Saturday 5 February 2011

Low Pressure

The Fates, or possibly The Controllers, have seen fit to decree that I should devote a good proportion of my precious life to commuting by train to and from central London.  In addition to this, as an inveterate non car-owner, my frequent trips to the North and holiday journeys elsewhere in England are also, invariably, undertaken by rail. 
 
Delays, cancellations, fare rises, and misinformation apart, it has its upside.  The train takes the strain, to quote the old Inter-City advertisement, and as the over-familiar scenery flashes or crawls by, I’m usually deep in a book, troubled only by those fellow passengers who feel impelled to share their telephone conversations and/or musical preferences with everyone within earshot.  As well as a book I often have a TLS or LRB in my bag, ansd usually a notebook to capture fleeting inspirations and overheard conversations lest they are lost forever.

Going at it mornings and evenings, the average novel is usually completed within a week or so.
 
(‘Average’ does not include the big three-decker beasts of Trollope, Dickens, and their whiskery ilk.  It’s entirely possible to pass slowly and seamlessly from one season to the next in their, usually pleasant, company before the finally drawing in to the great dénouements of marriages and bequests and revealed truths.)
  
The size and weight of much non-fiction is reason enough to keep  it to the home.  Then too, there’s a certain gaucheness in being seen in public with books about the Nazis or the Third Battle of Ypres or the Age of Sail, or whatever.  People might get the wrong idea. Or the right one.  And biographies, letters and essays always seem most cosily suited to being read late at night, propped up in bed, with just a lamp on and only the occasional wail of an urban siren to disturb.

I’ve never been a true railway enthusiast, though I did have a Great Western themed Hornby layout for a few years.  And I have never been a train spotter.  (Why are there always so many of them at Doncaster of all places?)  I must’ve passed through York on a hundred occasions without, yet, taking the time to venture across to the National Railway Museum, though that might change in the near future.  But what with spending so much of my time on the permanent way, and being of an enquiring mind, and having used pretty much all of the major British railway stations at one time or another, I haven’t been able to help but be vaguely interested in how the network developed into its current state.  

Why, for instance are all of the main London termini situated in a circle about the city centre?  Why, other than the Thameslink route, aren’t there any other lines through the capital?  Why is it so difficult to travel across the country?  Why is it so bloody expensive?  My season ticket now amounts to some 10% of my gross salary.
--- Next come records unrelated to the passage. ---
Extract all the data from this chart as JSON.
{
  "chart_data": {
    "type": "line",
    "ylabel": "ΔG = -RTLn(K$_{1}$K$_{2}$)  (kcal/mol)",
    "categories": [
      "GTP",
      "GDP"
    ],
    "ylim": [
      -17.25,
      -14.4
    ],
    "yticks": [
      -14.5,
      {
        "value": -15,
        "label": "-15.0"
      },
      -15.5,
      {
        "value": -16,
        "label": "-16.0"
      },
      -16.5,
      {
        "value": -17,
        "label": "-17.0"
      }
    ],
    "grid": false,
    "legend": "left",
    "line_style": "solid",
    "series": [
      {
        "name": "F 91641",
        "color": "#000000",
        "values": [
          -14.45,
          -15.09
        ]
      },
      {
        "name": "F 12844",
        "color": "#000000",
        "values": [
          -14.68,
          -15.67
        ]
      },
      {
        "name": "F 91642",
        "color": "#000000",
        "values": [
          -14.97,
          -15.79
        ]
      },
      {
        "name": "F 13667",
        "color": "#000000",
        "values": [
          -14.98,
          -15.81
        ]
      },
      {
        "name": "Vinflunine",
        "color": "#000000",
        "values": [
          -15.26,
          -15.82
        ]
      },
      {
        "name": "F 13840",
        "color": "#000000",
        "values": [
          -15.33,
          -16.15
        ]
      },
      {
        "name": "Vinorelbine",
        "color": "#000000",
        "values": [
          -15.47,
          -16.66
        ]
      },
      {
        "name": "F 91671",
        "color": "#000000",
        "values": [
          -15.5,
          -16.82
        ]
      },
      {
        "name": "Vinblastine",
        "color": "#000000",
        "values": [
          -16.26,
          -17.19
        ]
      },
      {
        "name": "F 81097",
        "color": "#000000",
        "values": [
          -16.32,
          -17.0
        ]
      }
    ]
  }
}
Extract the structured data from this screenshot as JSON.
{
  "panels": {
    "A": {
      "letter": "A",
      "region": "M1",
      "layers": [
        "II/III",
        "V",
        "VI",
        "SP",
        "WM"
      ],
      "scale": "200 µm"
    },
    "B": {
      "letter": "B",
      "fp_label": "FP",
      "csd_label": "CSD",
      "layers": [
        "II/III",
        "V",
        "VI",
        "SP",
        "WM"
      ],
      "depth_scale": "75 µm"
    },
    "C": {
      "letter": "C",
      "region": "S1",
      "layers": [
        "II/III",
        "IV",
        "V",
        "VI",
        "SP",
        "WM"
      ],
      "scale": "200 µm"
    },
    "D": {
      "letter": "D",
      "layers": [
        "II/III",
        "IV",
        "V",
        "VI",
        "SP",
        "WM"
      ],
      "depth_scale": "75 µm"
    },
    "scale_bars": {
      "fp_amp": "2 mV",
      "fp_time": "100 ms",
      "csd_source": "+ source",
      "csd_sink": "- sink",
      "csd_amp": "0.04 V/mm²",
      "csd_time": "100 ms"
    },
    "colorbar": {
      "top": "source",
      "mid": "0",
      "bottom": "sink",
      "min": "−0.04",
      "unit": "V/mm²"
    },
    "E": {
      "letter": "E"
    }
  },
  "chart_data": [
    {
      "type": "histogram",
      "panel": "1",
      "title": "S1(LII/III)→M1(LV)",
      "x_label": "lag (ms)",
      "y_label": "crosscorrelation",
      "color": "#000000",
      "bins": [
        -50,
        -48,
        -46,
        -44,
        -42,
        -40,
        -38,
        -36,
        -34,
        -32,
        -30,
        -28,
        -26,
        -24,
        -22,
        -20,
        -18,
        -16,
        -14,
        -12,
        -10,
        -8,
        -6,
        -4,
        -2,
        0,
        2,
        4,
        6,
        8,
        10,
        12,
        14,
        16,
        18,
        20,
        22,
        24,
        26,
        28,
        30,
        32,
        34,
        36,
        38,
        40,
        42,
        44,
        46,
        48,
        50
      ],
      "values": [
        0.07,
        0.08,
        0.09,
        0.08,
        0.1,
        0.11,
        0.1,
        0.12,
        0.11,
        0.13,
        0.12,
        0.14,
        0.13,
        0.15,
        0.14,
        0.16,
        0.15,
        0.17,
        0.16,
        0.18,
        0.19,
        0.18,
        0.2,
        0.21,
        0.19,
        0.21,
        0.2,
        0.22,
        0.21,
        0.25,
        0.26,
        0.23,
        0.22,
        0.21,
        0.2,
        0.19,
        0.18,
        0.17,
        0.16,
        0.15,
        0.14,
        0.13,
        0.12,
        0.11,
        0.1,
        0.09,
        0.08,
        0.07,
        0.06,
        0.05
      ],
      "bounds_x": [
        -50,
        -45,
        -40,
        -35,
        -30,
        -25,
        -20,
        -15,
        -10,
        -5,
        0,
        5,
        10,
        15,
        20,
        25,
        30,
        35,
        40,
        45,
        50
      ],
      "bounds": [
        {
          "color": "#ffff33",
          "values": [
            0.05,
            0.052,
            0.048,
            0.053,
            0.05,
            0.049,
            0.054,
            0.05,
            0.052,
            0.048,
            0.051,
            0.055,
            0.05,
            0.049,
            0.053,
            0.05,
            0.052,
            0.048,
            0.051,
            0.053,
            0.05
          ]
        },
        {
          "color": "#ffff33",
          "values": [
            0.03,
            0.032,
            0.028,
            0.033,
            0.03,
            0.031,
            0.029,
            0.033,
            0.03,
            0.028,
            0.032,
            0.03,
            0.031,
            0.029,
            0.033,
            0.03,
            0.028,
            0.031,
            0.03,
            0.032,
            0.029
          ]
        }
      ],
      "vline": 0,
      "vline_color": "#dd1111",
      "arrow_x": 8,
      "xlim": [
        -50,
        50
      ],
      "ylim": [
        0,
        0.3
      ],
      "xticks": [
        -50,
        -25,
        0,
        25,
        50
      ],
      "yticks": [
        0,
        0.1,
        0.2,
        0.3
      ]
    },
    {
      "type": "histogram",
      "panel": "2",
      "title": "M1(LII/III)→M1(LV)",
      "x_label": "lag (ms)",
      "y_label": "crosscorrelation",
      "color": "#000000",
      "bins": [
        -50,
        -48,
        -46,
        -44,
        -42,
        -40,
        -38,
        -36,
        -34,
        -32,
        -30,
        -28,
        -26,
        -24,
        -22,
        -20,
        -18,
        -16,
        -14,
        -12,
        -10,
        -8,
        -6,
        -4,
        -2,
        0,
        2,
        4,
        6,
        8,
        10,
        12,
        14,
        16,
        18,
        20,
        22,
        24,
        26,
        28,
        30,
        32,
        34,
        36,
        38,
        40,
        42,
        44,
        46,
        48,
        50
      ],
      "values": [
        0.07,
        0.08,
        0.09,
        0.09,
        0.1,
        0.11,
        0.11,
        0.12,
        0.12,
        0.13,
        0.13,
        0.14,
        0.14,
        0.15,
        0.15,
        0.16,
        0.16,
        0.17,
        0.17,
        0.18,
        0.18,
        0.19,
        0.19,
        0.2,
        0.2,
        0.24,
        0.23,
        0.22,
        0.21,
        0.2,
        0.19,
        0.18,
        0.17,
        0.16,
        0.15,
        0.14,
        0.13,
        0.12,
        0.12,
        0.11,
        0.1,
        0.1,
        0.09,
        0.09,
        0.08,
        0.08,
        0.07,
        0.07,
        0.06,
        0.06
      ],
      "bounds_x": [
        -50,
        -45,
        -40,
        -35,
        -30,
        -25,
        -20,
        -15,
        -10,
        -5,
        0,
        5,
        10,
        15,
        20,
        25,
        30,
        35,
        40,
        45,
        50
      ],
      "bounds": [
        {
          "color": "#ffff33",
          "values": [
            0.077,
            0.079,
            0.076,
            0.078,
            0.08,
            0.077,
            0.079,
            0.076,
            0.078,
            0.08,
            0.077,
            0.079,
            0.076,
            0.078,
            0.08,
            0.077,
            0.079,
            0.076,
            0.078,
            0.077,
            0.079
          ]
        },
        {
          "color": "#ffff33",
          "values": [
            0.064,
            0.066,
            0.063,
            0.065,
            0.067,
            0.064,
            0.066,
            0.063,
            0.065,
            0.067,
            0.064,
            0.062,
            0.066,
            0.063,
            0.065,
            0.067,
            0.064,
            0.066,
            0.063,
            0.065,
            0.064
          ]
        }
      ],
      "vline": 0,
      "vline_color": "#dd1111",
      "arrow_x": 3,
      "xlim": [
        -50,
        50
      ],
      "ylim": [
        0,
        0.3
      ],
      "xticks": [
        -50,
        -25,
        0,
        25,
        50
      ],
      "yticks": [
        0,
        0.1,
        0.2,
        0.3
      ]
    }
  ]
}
Fire and Steam: A New History of the Railways in Britain by Christian Wolmar, which I received as a Christmas present, and pretty much read from cover to cover in a single snowbound tea-fuelled sitting, answered all of these questions.  What they teach now in school I have no idea, but in my younger days it was impossible to avoid learning all about the Stockton-Darlington and the Rainhill Trials.  From my Hornby era I was familiar enough with the Big Four and hungover afternoons in front of cable television had acquainted me with just about every significant civil engineering project of the nineteenth century.  But the visions and the commercial schemings and shenanigans of the great period of Railway Mania had always remained somewhat hazy to me until now so I’m grateful to Wolmar for introducing me to the life and career of the superbly Balzacian George Hudson and the vainglorious tale of the Grand Central.  The sad tale of the past sixty or so years is worth reading too, from Nationalisation through Beeching to Privatisation to the present pretty pass throughout which period expenditure upon roads has invariably been portrayed as an "investment" while spending on rail amounted to (dread word) "subsidy".

Venturing precariously out into the ice and snow over the yuletide period, I undertook a tour around the bookshelves of a few charity shops in the course of which I picked up a copy of The Necropolis Railway by Andrew Martin. I’d been aware of this book for a while and it had piqued my interest, though not so much so as to buy it new.  Based upon one of the odder manifestations of railway-mania, the London Necropolis Railway  , this is a superb rendering of early Edwardian London and of the sounds, sights, smells and arcanery of that vanished world of steam.  It’s just a shame that ‘murder mystery’ plot doesn’t match up to the atmosphere. 
 
Frankly my dear, I didn’t give a toss who dunnit.